Je déteste devoir faire ce que je vais faire. Prétendre être ce que je ne suis pas. Manipuler quelqu'un dans mes propres intérêts. User de mon charme pour obtenir ce que je veux.

Ce n'est pas le genre d'homme que je veux devenir. Je veux être capable d'intégrer des principes et des idéaux pour me forger une philosophie qui me convient. Je veux pouvoir me tenir aux côtés des gens que j'admire, la tête haute, en sachant que je mérite leur respect moi aussi.

Mais je crois que je n'ai plus le choix, au point où j'en suis.

Alors j'entre dans le restaurant et jette un coup d'œil circulaire et déjà las pour surplomber la salle. Une jeune femme me fait un signe de la main, tout sourire.

« Moana !

Je me dirige alors vers sa table, essayant d'avoir l'air aimable. En tout cas, plus aimable que les sentiments plats et morts que j'éprouve pour elle. Fetia.

- Je suis ravie que tu sois venu !

- Tout l'plaisir est pour moi., marmonne-je.

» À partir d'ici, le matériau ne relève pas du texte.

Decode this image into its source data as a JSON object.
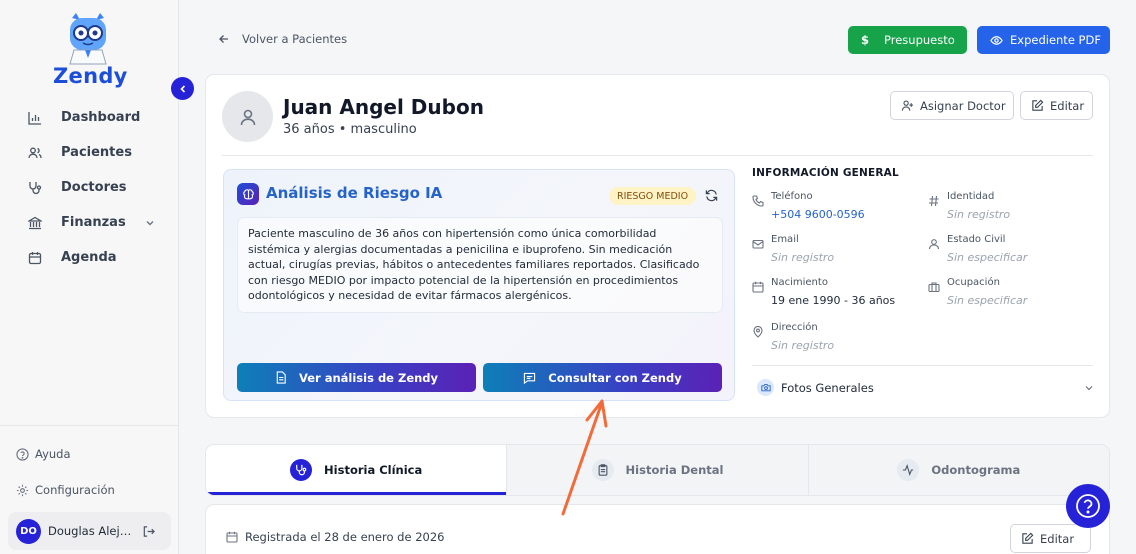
{
  "app": {
    "brand": "Zendy"
  },
  "sidebar": {
    "items": [
      {
        "label": "Dashboard",
        "icon": "chart-bar-icon"
      },
      {
        "label": "Pacientes",
        "icon": "users-icon"
      },
      {
        "label": "Doctores",
        "icon": "stethoscope-icon"
      },
      {
        "label": "Finanzas",
        "icon": "bank-icon"
      },
      {
        "label": "Agenda",
        "icon": "calendar-icon"
      }
    ],
    "help_label": "Ayuda",
    "settings_label": "Configuración",
    "user": {
      "initials": "DO",
      "name": "Douglas Alejandro"
    }
  },
  "header": {
    "back_label": "Volver a Pacientes",
    "budget_label": "Presupuesto",
    "budget_symbol": "$",
    "pdf_label": "Expediente PDF"
  },
  "patient": {
    "name": "Juan Angel Dubon",
    "subtitle": "36 años • masculino",
    "assign_label": "Asignar Doctor",
    "edit_label": "Editar"
  },
  "ai": {
    "title": "Análisis de Riesgo IA",
    "badge": "RIESGO MEDIO",
    "summary": "Paciente masculino de 36 años con hipertensión como única comorbilidad sistémica y alergias documentadas a penicilina e ibuprofeno. Sin medicación actual, cirugías previas, hábitos o antecedentes familiares reportados. Clasificado con riesgo MEDIO por impacto potencial de la hipertensión en procedimientos odontológicos y necesidad de evitar fármacos alergénicos.",
    "view_label": "Ver análisis de Zendy",
    "consult_label": "Consultar con Zendy"
  },
  "info": {
    "title": "INFORMACIÓN GENERAL",
    "phone": {
      "label": "Teléfono",
      "value": "+504 9600-0596"
    },
    "identity": {
      "label": "Identidad",
      "value": "Sin registro"
    },
    "email": {
      "label": "Email",
      "value": "Sin registro"
    },
    "civil": {
      "label": "Estado Civil",
      "value": "Sin especificar"
    },
    "birth": {
      "label": "Nacimiento",
      "value": "19 ene 1990 - 36 años"
    },
    "occupation": {
      "label": "Ocupación",
      "value": "Sin especificar"
    },
    "address": {
      "label": "Dirección",
      "value": "Sin registro"
    },
    "photos_label": "Fotos Generales"
  },
  "tabs": [
    {
      "label": "Historia Clínica",
      "icon": "stethoscope-icon",
      "active": true
    },
    {
      "label": "Historia Dental",
      "icon": "clipboard-icon",
      "active": false
    },
    {
      "label": "Odontograma",
      "icon": "activity-icon",
      "active": false
    }
  ],
  "history": {
    "registered": "Registrada el 28 de enero de 2026",
    "edit_label": "Editar"
  },
  "colors": {
    "primary": "#2522d8",
    "green": "#16a34a",
    "blue": "#2563eb",
    "annotation_arrow": "#f26b3a"
  }
}
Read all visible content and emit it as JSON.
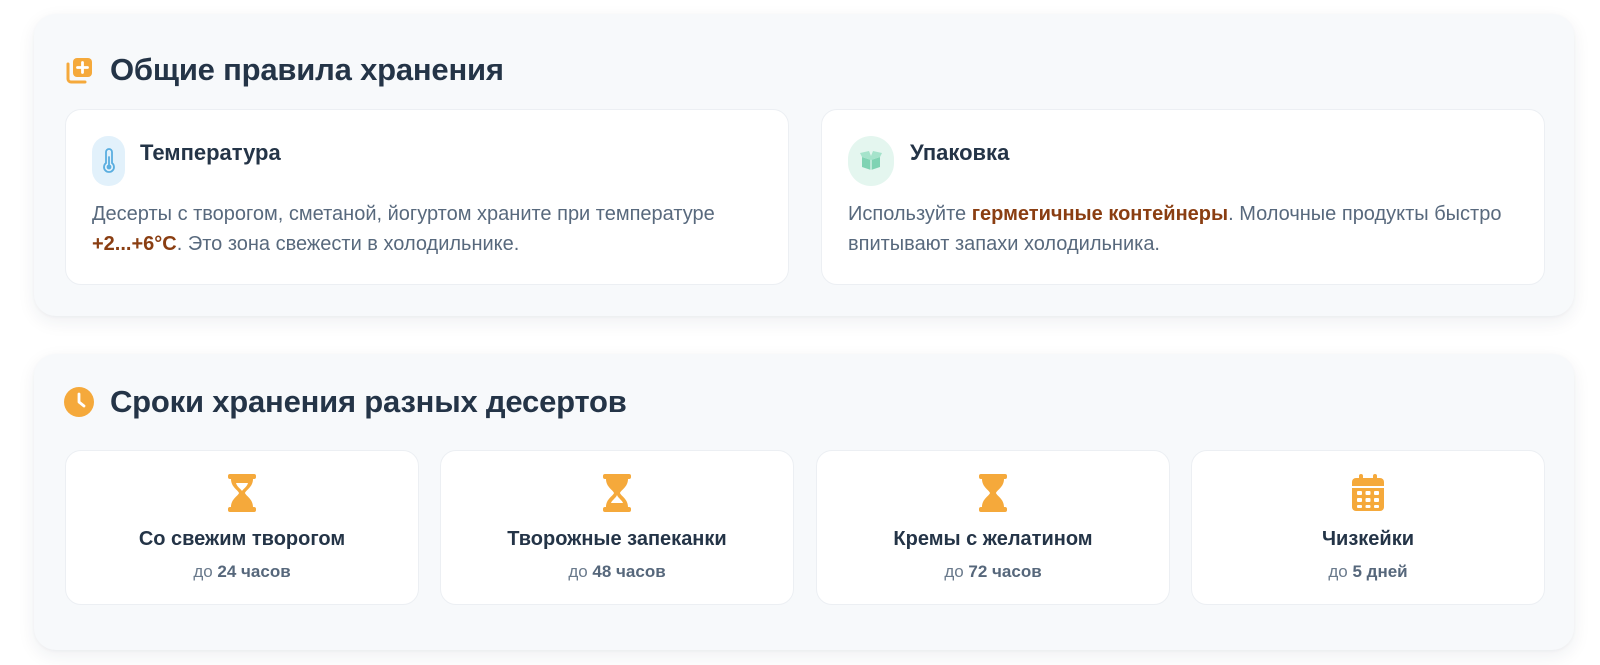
{
  "colors": {
    "accent": "#f5a93b",
    "highlight": "#8a3e12",
    "title": "#243447",
    "body_text": "#58697d"
  },
  "rules_section": {
    "title": "Общие правила хранения",
    "icon": "copy-plus-icon",
    "cards": [
      {
        "title": "Температура",
        "icon": "thermometer-icon",
        "text_before": "Десерты с творогом, сметаной, йогуртом храните при температуре ",
        "highlight": "+2...+6°C",
        "text_after": ". Это зона свежести в холодильнике."
      },
      {
        "title": "Упаковка",
        "icon": "box-icon",
        "text_before": "Используйте ",
        "highlight": "герметичные контейнеры",
        "text_after": ". Молочные продукты быстро впитывают запахи холодильника."
      }
    ]
  },
  "terms_section": {
    "title": "Сроки хранения разных десертов",
    "icon": "clock-icon",
    "items": [
      {
        "title": "Со свежим творогом",
        "prefix": "до",
        "value": "24 часов",
        "icon": "hourglass-icon"
      },
      {
        "title": "Творожные запеканки",
        "prefix": "до",
        "value": "48 часов",
        "icon": "hourglass-icon"
      },
      {
        "title": "Кремы с желатином",
        "prefix": "до",
        "value": "72 часов",
        "icon": "hourglass-icon"
      },
      {
        "title": "Чизкейки",
        "prefix": "до",
        "value": "5 дней",
        "icon": "calendar-icon"
      }
    ]
  }
}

Je m'assois en face d'elle, sur cette chaise en mousse industrielle et rêche recouverte par une fine couche écaillée de vieux satin rouge hideux. Peut-être suis-je un peu de mauvaise foi, mais ce n'est qu'une théorie.

- Je suis vraiment désolée de t'avoir presque... Supplié d'accepter ce rendez-vous... J'aurais voulu qu'on se revoie dans des conditions plus... Adaptées.

- Si c'est nos parents qui ont arrangé ça, alors j'imagine qu'on n'peut rien y faire.

Elle baisse les yeux et du bout de son doigt elle caresse le rond de son verre. Je sursaute presque. C-C'est une des habitudes qu'Ange a quand il est distrait ou qu'il se sent coupable...

- Alors Moana, p-parle-moi de toi !, m'encourage-t-elle en levant ses yeux noirs vers moi.

- Hum, bah... J'ai pas grand chose de quoi être fier. Je reviens de France, parce que j'ai fini l'école et que je voulais faire mes études ici. J'ai pas toujours vécu chez les popa'a, j'y ai déménagé seulement quand j'avais quatorze ans, ou un truc comme ça.

- Je vois ! Ça a dû être très enrichissant ! Les Français ont une culture très différente de la nôtre, j'imagine que ça t'a appris plein de choses !, sourit-elle.

- Ouais... Je n'aime pas trop la France. J'y suis mal à l'aise.

- Ah oui ? Pourquoi cela ?

Je soupire et appuie ma tête sur ma main.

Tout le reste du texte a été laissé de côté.